2Perspective projection

We usually consider that 3D scene is projected onto a virtual screen (projection plane) that is the 2D view observable from camera. You may consider it as a screen on which is displayed the 3D scene, seen along the Z axis of the camera (like your computer's screen).

Once again, the axis orientation of this projection plane has been chosen according to the computer graphics convention:



The clipping process step is used to eliminate the parts of 3D scene that are outside the projection plane, moreover it is used to eliminate from rendering process the parts that can't be fully seen from the camera and to clip the parts that are partially visible from camera. That allows to reduce the cpu time needed to render the scene.

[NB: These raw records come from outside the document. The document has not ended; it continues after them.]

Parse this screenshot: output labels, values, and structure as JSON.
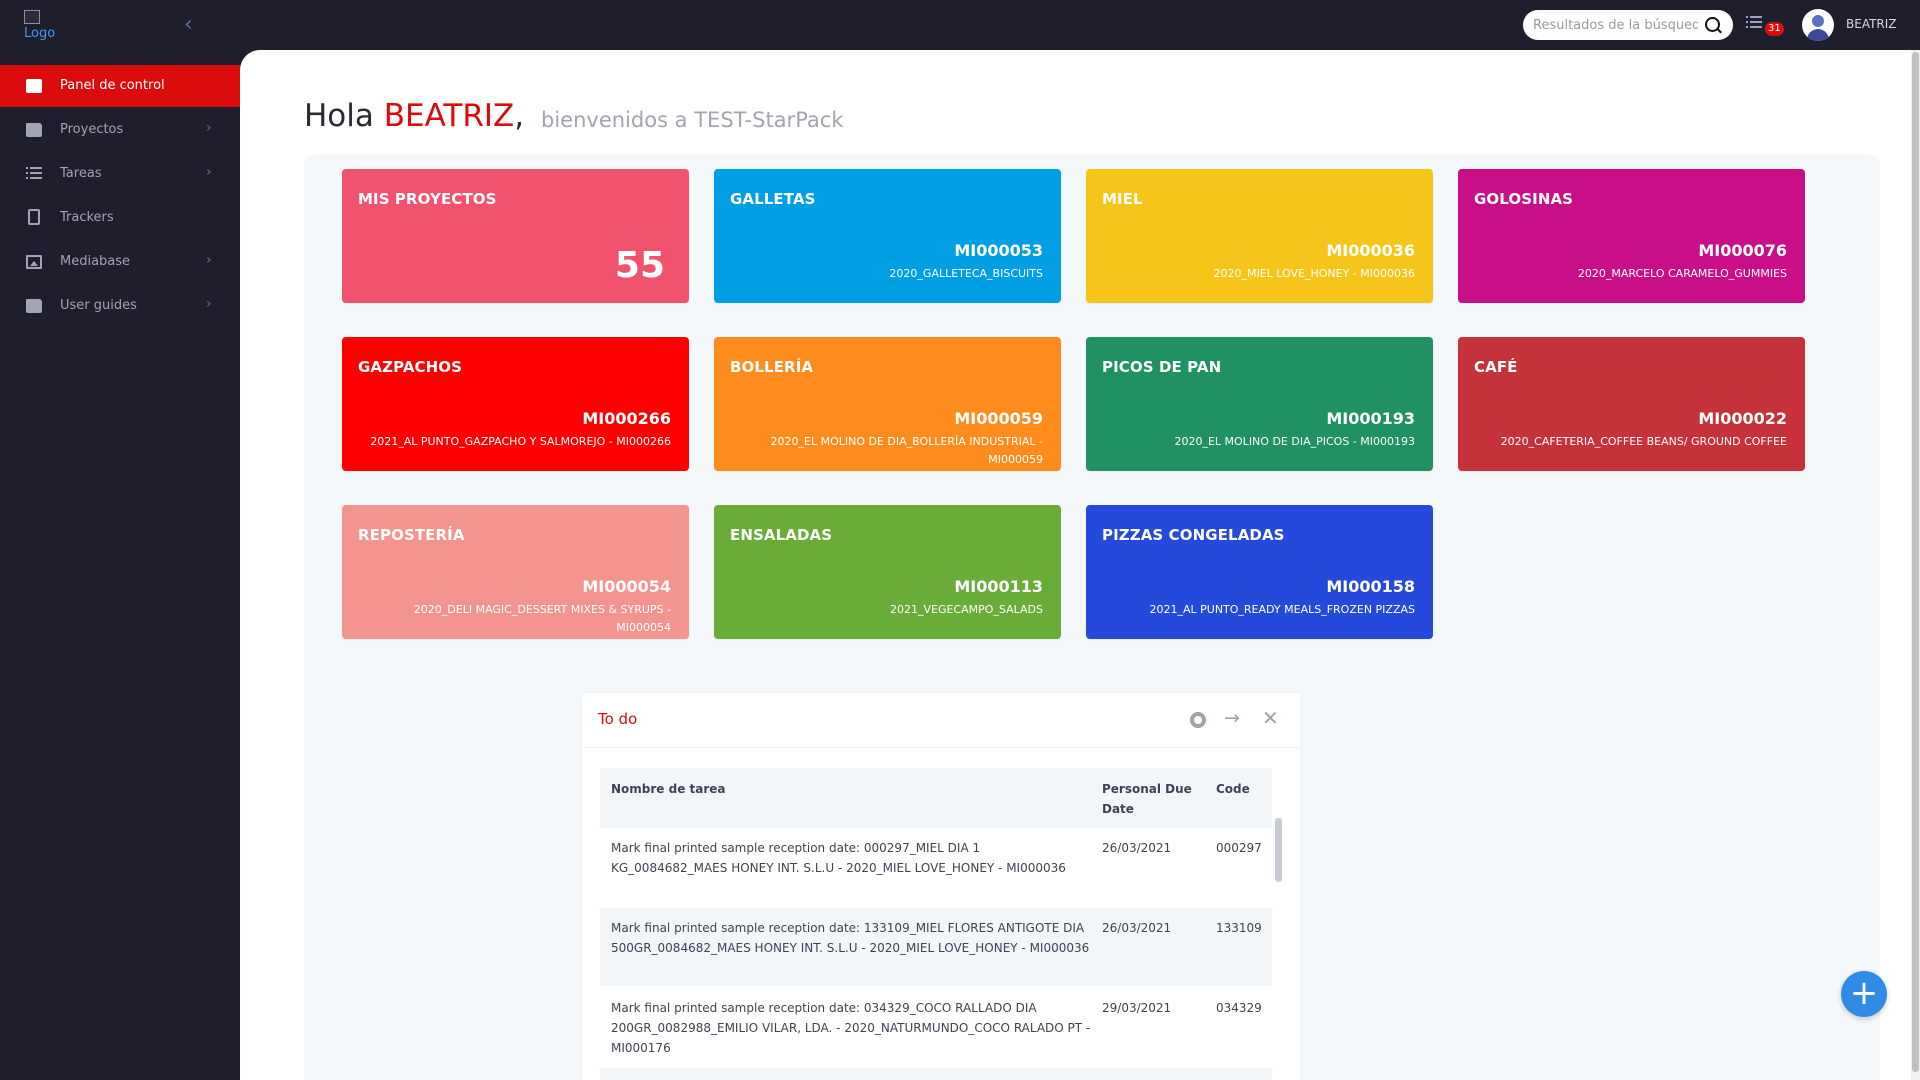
{
  "header": {
    "logo_alt": "Logo",
    "search_placeholder": "Resultados de la búsqueda",
    "tasks_badge": "31",
    "username": "BEATRIZ"
  },
  "sidebar": {
    "items": [
      {
        "label": "Panel de control",
        "icon": "cube-icon",
        "active": true
      },
      {
        "label": "Proyectos",
        "icon": "folder-open-icon"
      },
      {
        "label": "Tareas",
        "icon": "list-icon"
      },
      {
        "label": "Trackers",
        "icon": "clipboard-icon"
      },
      {
        "label": "Mediabase",
        "icon": "image-icon"
      },
      {
        "label": "User guides",
        "icon": "folder-icon"
      }
    ]
  },
  "greeting": {
    "hola": "Hola",
    "name": "BEATRIZ",
    "comma": ",",
    "welcome": "bienvenidos a TEST-StarPack"
  },
  "cards": [
    {
      "title": "MIS PROYECTOS",
      "count": "55",
      "color": "#f1536e"
    },
    {
      "title": "GALLETAS",
      "code": "MI000053",
      "subtitle": "2020_GALLETECA_BISCUITS",
      "color": "#009ee3"
    },
    {
      "title": "MIEL",
      "code": "MI000036",
      "subtitle": "2020_MIEL LOVE_HONEY - MI000036",
      "color": "#f6c51a"
    },
    {
      "title": "GOLOSINAS",
      "code": "MI000076",
      "subtitle": "2020_MARCELO CARAMELO_GUMMIES",
      "color": "#c90f88"
    },
    {
      "title": "GAZPACHOS",
      "code": "MI000266",
      "subtitle": "2021_AL PUNTO_GAZPACHO Y SALMOREJO - MI000266",
      "color": "#ff0000"
    },
    {
      "title": "BOLLERÍA",
      "code": "MI000059",
      "subtitle": "2020_EL MOLINO DE DIA_BOLLERÍA INDUSTRIAL - MI000059",
      "color": "#fd8c1c"
    },
    {
      "title": "PICOS DE PAN",
      "code": "MI000193",
      "subtitle": "2020_EL MOLINO DE DIA_PICOS - MI000193",
      "color": "#1f9163"
    },
    {
      "title": "CAFÉ",
      "code": "MI000022",
      "subtitle": "2020_CAFETERIA_COFFEE BEANS/ GROUND COFFEE",
      "color": "#c5323a"
    },
    {
      "title": "REPOSTERÍA",
      "code": "MI000054",
      "subtitle": "2020_DELI MAGIC_DESSERT MIXES & SYRUPS - MI000054",
      "color": "#f4948e"
    },
    {
      "title": "ENSALADAS",
      "code": "MI000113",
      "subtitle": "2021_VEGECAMPO_SALADS",
      "color": "#6aac38"
    },
    {
      "title": "PIZZAS CONGELADAS",
      "code": "MI000158",
      "subtitle": "2021_AL PUNTO_READY MEALS_FROZEN PIZZAS",
      "color": "#254adb"
    }
  ],
  "todo": {
    "title": "To do",
    "columns": [
      "Nombre de tarea",
      "Personal Due Date",
      "Code"
    ],
    "rows": [
      {
        "task": "Mark final printed sample reception date: 000297_MIEL DIA 1 KG_0084682_MAES HONEY INT. S.L.U - 2020_MIEL LOVE_HONEY - MI000036",
        "due": "26/03/2021",
        "code": "000297"
      },
      {
        "task": "Mark final printed sample reception date: 133109_MIEL FLORES ANTIGOTE DIA 500GR_0084682_MAES HONEY INT. S.L.U - 2020_MIEL LOVE_HONEY - MI000036",
        "due": "26/03/2021",
        "code": "133109"
      },
      {
        "task": "Mark final printed sample reception date: 034329_COCO RALLADO DIA 200GR_0082988_EMILIO VILAR, LDA. - 2020_NATURMUNDO_COCO RALADO PT - MI000176",
        "due": "29/03/2021",
        "code": "034329"
      }
    ]
  },
  "fab_label": "+"
}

Clipping action is generally realized before and after perspective projection. That means we need to know some informations in 3D space and 2D projection plane to eliminate and reduce what must be drawn.



Scanline rendering is an algorithm for drawing the pixels inside a projected polygon onto projection plane that works on a row-by-row basis.

The main idea is to use only values associated to each vertex of polygon to be drawn (three sets of values for a triangular polygon) and then to scan each pixel of a line, applying bilinear interpolation, to compute values for pixels inside polygon (z coordinate, color, diffuse light, specular light, the UV texture interpolants).


5Z-buffering and bilinear interpolation

Z-buffering and bilinear interpolations are generally mixed because the z coordinates are interpolated, using bilinear interpolation. But the bilinear interpolation is also used to determine the values (light, colors, UV texture interpolants) associated to each vertex of the polygon to be drawn, computed only if the pixel is visible by using the z-buffering test.


Z-buffering operation consists in the management of image depth coordinates in 3D space. It is one solution to the visibility problem, which is the problem of deciding which elements of a rendered scene are visible, and which are hidden (Z-buffering is also known as depth buffering).

When a part of the 3D scene is rendered, the depth of each generated pixel (z coordinate along z axis) is stored in a buffer (the z-buffer or depth buffer). This buffer is usually arranged as a two-dimensional array (x*y) with one element for each pixel of the projection plane. If another part of the scene must be rendered in the same pixel (same x and y coordinates in 2D projection plane), the two depths are compared and the one closer to the observer is chosen to be drawn (because this one is necessarily visible). The new depth is then saved into the z-buffer, replacing the old one. In the end, the z-buffer will allow to correctly reproduce the usual depth perception: a close object hides a farther one. This is called z-culling.

The pecision of elements of a z-buffer has a great influence on the scene quality.

As Palm os based devices haven't got a large heap memory I have chosen to use a 16-bit z-buffer. This choice may generate artifacts (called "z-fighting") when two objects are very close to each other, a 32-bit z-buffer behaves much better but will use more memory space.


5.1Bilinear interpolation

This last step is the one where pixels are set to their interpolated color, according to the lights, texture, material, depth, and so on.

This part of code must be enough optimized to run as fast as possible for realtime rendering. A larger description can be found in the related section.